The Weird Legacy Of Condé Nast's Unpaid Interns

Conversations with former interns reveal their role was a strange one that will be unique to fill. A director allegedly offered a room of unpaid interns $100 to whoever could come up with “a good idea” on the spot.

When the news broke last week that Condé Nast would no longer continue to hire unpaid interns, staffers knew that only one thing would cure the pain of the end of free labor: alcohol. One GQ editorial intern was jokingly presented with a bottle of "coping whiskey" by her bosses. It was quite an old-media gesture for a time that seems particularly modern.

Condé's decision to close off its unpaid internship program comes after a lawsuit from two former unpaid staffers, part of a bigger picture of lawsuits against large companies that have previously employed young people in unpaid positions. It's what New York Magazine has dubbed "the Great Unpaid-Intern Uprising."

Condé Nast has not released a statement about further action so far and did not return repeated requests for comment. Current interns will finish out their terms; the ban starts in 2014.

In several conversations with former Condé Nast interns and employees, the same thing has come up in almost every one: The effort to fill their shoes — presumably without a fleet of willing upstarts — will be interesting to watch.

One former intern said that she once overheard a editor telling an underling, "Don't send a messenger, always send an intern. It saves money."

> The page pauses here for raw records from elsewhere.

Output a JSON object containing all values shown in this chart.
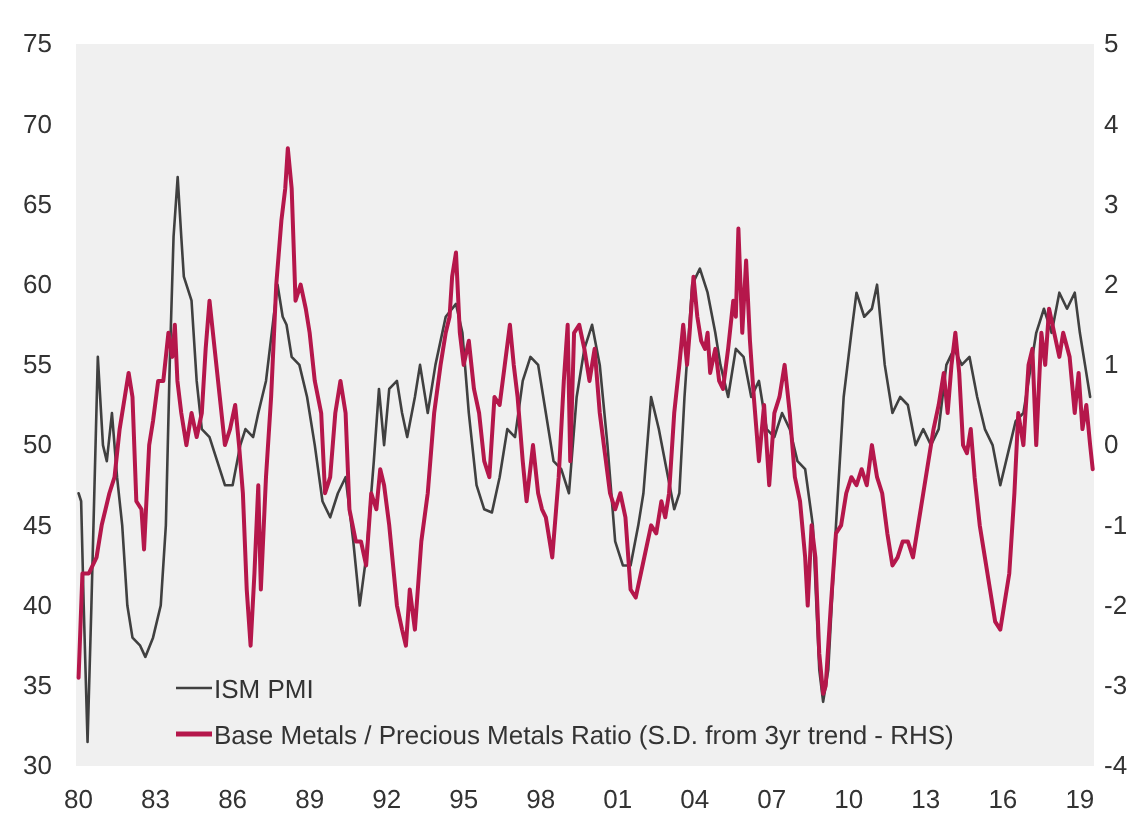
{
  "chart_data": {
    "type": "line",
    "xlim": [
      1979.9,
      2019.55
    ],
    "xticks": [
      {
        "value": 1980,
        "label": "80"
      },
      {
        "value": 1983,
        "label": "83"
      },
      {
        "value": 1986,
        "label": "86"
      },
      {
        "value": 1989,
        "label": "89"
      },
      {
        "value": 1992,
        "label": "92"
      },
      {
        "value": 1995,
        "label": "95"
      },
      {
        "value": 1998,
        "label": "98"
      },
      {
        "value": 2001,
        "label": "01"
      },
      {
        "value": 2004,
        "label": "04"
      },
      {
        "value": 2007,
        "label": "07"
      },
      {
        "value": 2010,
        "label": "10"
      },
      {
        "value": 2013,
        "label": "13"
      },
      {
        "value": 2016,
        "label": "16"
      },
      {
        "value": 2019,
        "label": "19"
      }
    ],
    "ylim": [
      30,
      75
    ],
    "yticks": [
      30,
      35,
      40,
      45,
      50,
      55,
      60,
      65,
      70,
      75
    ],
    "y2lim": [
      -4,
      5
    ],
    "y2ticks": [
      -4,
      -3,
      -2,
      -1,
      0,
      1,
      2,
      3,
      4,
      5
    ],
    "legend": "bottom left",
    "grid": false,
    "series": [
      {
        "name": "ISM PMI",
        "color": "#404040",
        "x": [
          1980.0,
          1980.1,
          1980.2,
          1980.35,
          1980.5,
          1980.75,
          1980.95,
          1981.1,
          1981.3,
          1981.5,
          1981.7,
          1981.9,
          1982.1,
          1982.4,
          1982.6,
          1982.9,
          1983.2,
          1983.4,
          1983.55,
          1983.7,
          1983.86,
          1984.0,
          1984.1,
          1984.4,
          1984.6,
          1984.8,
          1985.1,
          1985.4,
          1985.7,
          1986.0,
          1986.3,
          1986.5,
          1986.8,
          1987.0,
          1987.3,
          1987.6,
          1987.75,
          1987.95,
          1988.1,
          1988.3,
          1988.6,
          1988.9,
          1989.2,
          1989.5,
          1989.8,
          1990.1,
          1990.4,
          1990.7,
          1990.95,
          1991.2,
          1991.5,
          1991.7,
          1991.9,
          1992.1,
          1992.4,
          1992.6,
          1992.8,
          1993.1,
          1993.3,
          1993.6,
          1993.9,
          1994.3,
          1994.7,
          1994.95,
          1995.2,
          1995.5,
          1995.8,
          1996.1,
          1996.4,
          1996.7,
          1997.0,
          1997.3,
          1997.6,
          1997.9,
          1998.2,
          1998.5,
          1998.8,
          1999.1,
          1999.4,
          1999.7,
          2000.0,
          2000.3,
          2000.6,
          2000.9,
          2001.2,
          2001.5,
          2001.8,
          2002.0,
          2002.3,
          2002.6,
          2002.9,
          2003.2,
          2003.4,
          2003.6,
          2003.9,
          2004.2,
          2004.5,
          2004.8,
          2005.0,
          2005.3,
          2005.6,
          2005.9,
          2006.2,
          2006.5,
          2006.8,
          2007.1,
          2007.4,
          2007.7,
          2008.0,
          2008.3,
          2008.6,
          2008.85,
          2009.0,
          2009.2,
          2009.5,
          2009.8,
          2010.1,
          2010.3,
          2010.6,
          2010.9,
          2011.1,
          2011.4,
          2011.7,
          2012.0,
          2012.3,
          2012.6,
          2012.9,
          2013.2,
          2013.5,
          2013.8,
          2014.1,
          2014.4,
          2014.7,
          2015.0,
          2015.3,
          2015.6,
          2015.9,
          2016.2,
          2016.5,
          2016.8,
          2017.1,
          2017.3,
          2017.6,
          2017.9,
          2018.2,
          2018.5,
          2018.8,
          2019.0,
          2019.2,
          2019.4
        ],
        "values": [
          47,
          46.5,
          40,
          31.5,
          40,
          55.5,
          50,
          49,
          52,
          48,
          45,
          40,
          38,
          37.5,
          36.8,
          38,
          40,
          45,
          55,
          63,
          66.7,
          63,
          60.5,
          59,
          54,
          51,
          50.5,
          49,
          47.5,
          47.5,
          50,
          51,
          50.5,
          52,
          54,
          58,
          60,
          58,
          57.5,
          55.5,
          55,
          53,
          50,
          46.5,
          45.5,
          47,
          48,
          44,
          40,
          43,
          49,
          53.5,
          50,
          53.5,
          54,
          52,
          50.5,
          53,
          55,
          52,
          55,
          58,
          58.8,
          57,
          52,
          47.5,
          46,
          45.8,
          48,
          51,
          50.5,
          54,
          55.5,
          55,
          52,
          49,
          48.5,
          47,
          53,
          56,
          57.5,
          55,
          50,
          44,
          42.5,
          42.5,
          45,
          47,
          53,
          51,
          48.5,
          46,
          47,
          53,
          60,
          61,
          59.5,
          57,
          55,
          53,
          56,
          55.5,
          53,
          54,
          51,
          50.5,
          52,
          51,
          49,
          48.5,
          45,
          36,
          34,
          36,
          45,
          53,
          57,
          59.5,
          58,
          58.5,
          60,
          55,
          52,
          53,
          52.5,
          50,
          51,
          50,
          51,
          55,
          56,
          55,
          55.5,
          53,
          51,
          50,
          47.5,
          49.5,
          51.5,
          52,
          55,
          57,
          58.5,
          57,
          59.5,
          58.5,
          59.5,
          57,
          55,
          53
        ]
      },
      {
        "name": "Base Metals / Precious Metals Ratio (S.D. from 3yr trend - RHS)",
        "color": "#b5174b",
        "axis": "y2",
        "x": [
          1980.0,
          1980.15,
          1980.4,
          1980.7,
          1980.9,
          1981.2,
          1981.4,
          1981.6,
          1981.8,
          1981.95,
          1982.1,
          1982.25,
          1982.45,
          1982.55,
          1982.75,
          1982.9,
          1983.1,
          1983.3,
          1983.5,
          1983.65,
          1983.75,
          1983.85,
          1984.0,
          1984.2,
          1984.4,
          1984.6,
          1984.8,
          1984.95,
          1985.1,
          1985.3,
          1985.5,
          1985.7,
          1985.9,
          1986.1,
          1986.25,
          1986.4,
          1986.55,
          1986.7,
          1986.85,
          1987.0,
          1987.1,
          1987.3,
          1987.5,
          1987.7,
          1987.9,
          1988.05,
          1988.15,
          1988.3,
          1988.45,
          1988.65,
          1988.85,
          1989.0,
          1989.2,
          1989.45,
          1989.6,
          1989.8,
          1990.0,
          1990.2,
          1990.4,
          1990.55,
          1990.8,
          1991.0,
          1991.2,
          1991.4,
          1991.6,
          1991.75,
          1991.9,
          1992.1,
          1992.4,
          1992.6,
          1992.75,
          1992.9,
          1993.1,
          1993.35,
          1993.6,
          1993.85,
          1994.1,
          1994.3,
          1994.45,
          1994.55,
          1994.7,
          1994.85,
          1995.0,
          1995.2,
          1995.4,
          1995.6,
          1995.8,
          1996.0,
          1996.2,
          1996.4,
          1996.6,
          1996.8,
          1996.95,
          1997.1,
          1997.3,
          1997.45,
          1997.7,
          1997.9,
          1998.05,
          1998.2,
          1998.45,
          1998.7,
          1998.9,
          1999.05,
          1999.15,
          1999.3,
          1999.5,
          1999.7,
          1999.9,
          2000.1,
          2000.3,
          2000.5,
          2000.7,
          2000.9,
          2001.1,
          2001.3,
          2001.5,
          2001.7,
          2001.9,
          2002.1,
          2002.3,
          2002.5,
          2002.7,
          2002.85,
          2003.0,
          2003.2,
          2003.4,
          2003.55,
          2003.7,
          2003.8,
          2003.95,
          2004.1,
          2004.25,
          2004.4,
          2004.5,
          2004.6,
          2004.8,
          2004.95,
          2005.1,
          2005.3,
          2005.5,
          2005.6,
          2005.7,
          2005.85,
          2006.0,
          2006.15,
          2006.3,
          2006.5,
          2006.7,
          2006.9,
          2007.1,
          2007.3,
          2007.5,
          2007.7,
          2007.9,
          2008.1,
          2008.3,
          2008.4,
          2008.55,
          2008.7,
          2008.85,
          2009.0,
          2009.1,
          2009.3,
          2009.5,
          2009.7,
          2009.9,
          2010.1,
          2010.3,
          2010.5,
          2010.7,
          2010.9,
          2011.1,
          2011.3,
          2011.5,
          2011.7,
          2011.9,
          2012.1,
          2012.3,
          2012.5,
          2012.7,
          2012.9,
          2013.1,
          2013.3,
          2013.5,
          2013.7,
          2013.85,
          2014.0,
          2014.15,
          2014.3,
          2014.45,
          2014.6,
          2014.75,
          2014.9,
          2015.1,
          2015.3,
          2015.5,
          2015.7,
          2015.9,
          2016.05,
          2016.25,
          2016.45,
          2016.6,
          2016.8,
          2017.0,
          2017.15,
          2017.3,
          2017.5,
          2017.65,
          2017.8,
          2018.0,
          2018.2,
          2018.35,
          2018.6,
          2018.8,
          2018.95,
          2019.1,
          2019.25,
          2019.4,
          2019.5
        ],
        "values": [
          -2.9,
          -1.6,
          -1.6,
          -1.4,
          -1,
          -0.6,
          -0.4,
          0.2,
          0.6,
          0.9,
          0.6,
          -0.7,
          -0.8,
          -1.3,
          0,
          0.3,
          0.8,
          0.8,
          1.4,
          1.1,
          1.5,
          0.8,
          0.4,
          0,
          0.4,
          0.1,
          0.4,
          1.2,
          1.8,
          1.2,
          0.6,
          0,
          0.2,
          0.5,
          0,
          -0.6,
          -1.8,
          -2.5,
          -1.6,
          -0.5,
          -1.8,
          -0.4,
          0.6,
          2,
          2.8,
          3.2,
          3.7,
          3.2,
          1.8,
          2,
          1.7,
          1.4,
          0.8,
          0.4,
          -0.6,
          -0.4,
          0.4,
          0.8,
          0.4,
          -0.8,
          -1.2,
          -1.2,
          -1.5,
          -0.6,
          -0.8,
          -0.3,
          -0.5,
          -1,
          -2,
          -2.3,
          -2.5,
          -1.8,
          -2.3,
          -1.2,
          -0.6,
          0.4,
          1,
          1.4,
          1.6,
          2.1,
          2.4,
          1.4,
          1,
          1.3,
          0.7,
          0.4,
          -0.2,
          -0.4,
          0.6,
          0.5,
          1,
          1.5,
          1,
          0.6,
          -0.2,
          -0.7,
          0,
          -0.6,
          -0.8,
          -0.9,
          -1.4,
          -0.4,
          0.8,
          1.5,
          -0.2,
          1.4,
          1.5,
          1.2,
          0.8,
          1.2,
          0.4,
          -0.1,
          -0.6,
          -0.8,
          -0.6,
          -0.9,
          -1.8,
          -1.9,
          -1.6,
          -1.3,
          -1,
          -1.1,
          -0.7,
          -0.9,
          -0.6,
          0.4,
          1,
          1.5,
          1,
          1.4,
          2.1,
          1.6,
          1.3,
          1.2,
          1.4,
          0.9,
          1.2,
          0.8,
          0.7,
          1.2,
          1.8,
          1.6,
          2.7,
          1.4,
          2.3,
          1.3,
          0.6,
          -0.2,
          0.5,
          -0.5,
          0.4,
          0.6,
          1,
          0.4,
          -0.4,
          -0.7,
          -1.4,
          -2,
          -1,
          -1.4,
          -2.6,
          -3.1,
          -3,
          -2,
          -1.1,
          -1,
          -0.6,
          -0.4,
          -0.5,
          -0.3,
          -0.5,
          0,
          -0.4,
          -0.6,
          -1.1,
          -1.5,
          -1.4,
          -1.2,
          -1.2,
          -1.4,
          -1,
          -0.6,
          -0.2,
          0.2,
          0.5,
          0.9,
          0.4,
          1,
          1.4,
          0.9,
          0,
          -0.1,
          0.2,
          -0.4,
          -1,
          -1.4,
          -1.8,
          -2.2,
          -2.3,
          -2,
          -1.6,
          -0.6,
          0.4,
          0,
          1,
          1.2,
          0,
          1.4,
          1,
          1.7,
          1.4,
          1.1,
          1.4,
          1.1,
          0.4,
          0.9,
          0.2,
          0.5,
          0,
          -0.3
        ]
      }
    ]
  }
}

John Surico, a former web intern and freelancer for Condé property GQ, called interns the "backbone" of the company. He said that editorial interns were more likely than web interns to do errand-based tasks, and that the worst tasks for editorial interns were lengthy interview transcriptions — some of which took over eight hours to complete.

"You can have an amazing Zach Baron story, but there's no story without a transcription," he said.

Another source described mixed feelings in the legal department where interns were not paid, but were sent on expensed trips and were given rooms in nice hotels. Allegedly the legal department's training program started with the director telling a room of unpaid interns that whoever could come up with "a good idea" on the spot would get $100 cash.

A 2007 Condé intern who wished to remain anonymous said one of the most important lessons she learned while working without pay is that breaking into the world of print media requires a steady cash flow from somewhere else besides work.

"A few years later," she said, "I interviewed for a job as a features assistant at Vogue, during which an editor asked me what my parents did before telling me how much money I'd make: $25,000 a year."

Jerry Donahue, the assistant director of career services at Northwestern's Medill program — whose son is a journalist — said unpaid internships are a personal choice and should be considered carefully. "It's up to them. ... In a lot of cases, it comes down to job description. What are you actually going to be doing at that job?"

Still, Kelly Brown, director of career services at Syracuse University's Newhouse School of Communications, said that there was "a lot of disappointment" in her program when Condé's decision became known.

She advised students to become more aggressive networkers. "People like to say, 'It's not what you know, it's who you know,' but I like to say, 'It's who knows you,'" she said.

Julie Hartenstein, the associate dean for career services at Columbia University's journalism school, said that her program's students — who are usually rooted in solid careers at the point of enrollment — aren't necessarily in the market for unpaid internships but she still applauded Condé's decision.

"It's the right decision legally and ethically," she said.

Hartenstein acknowledges that a student couldn't survive on a paid internship — the inevitable new first step for a young journo in the city — but she's happy it's a step up from the alternative.

"At least it's something — where is anyone going to live on minimum wage in New York?" she said. "At least you'll be sleeping on someones's couch instead of digging yourself into further debt to get your foot in the door. It's not an easy question."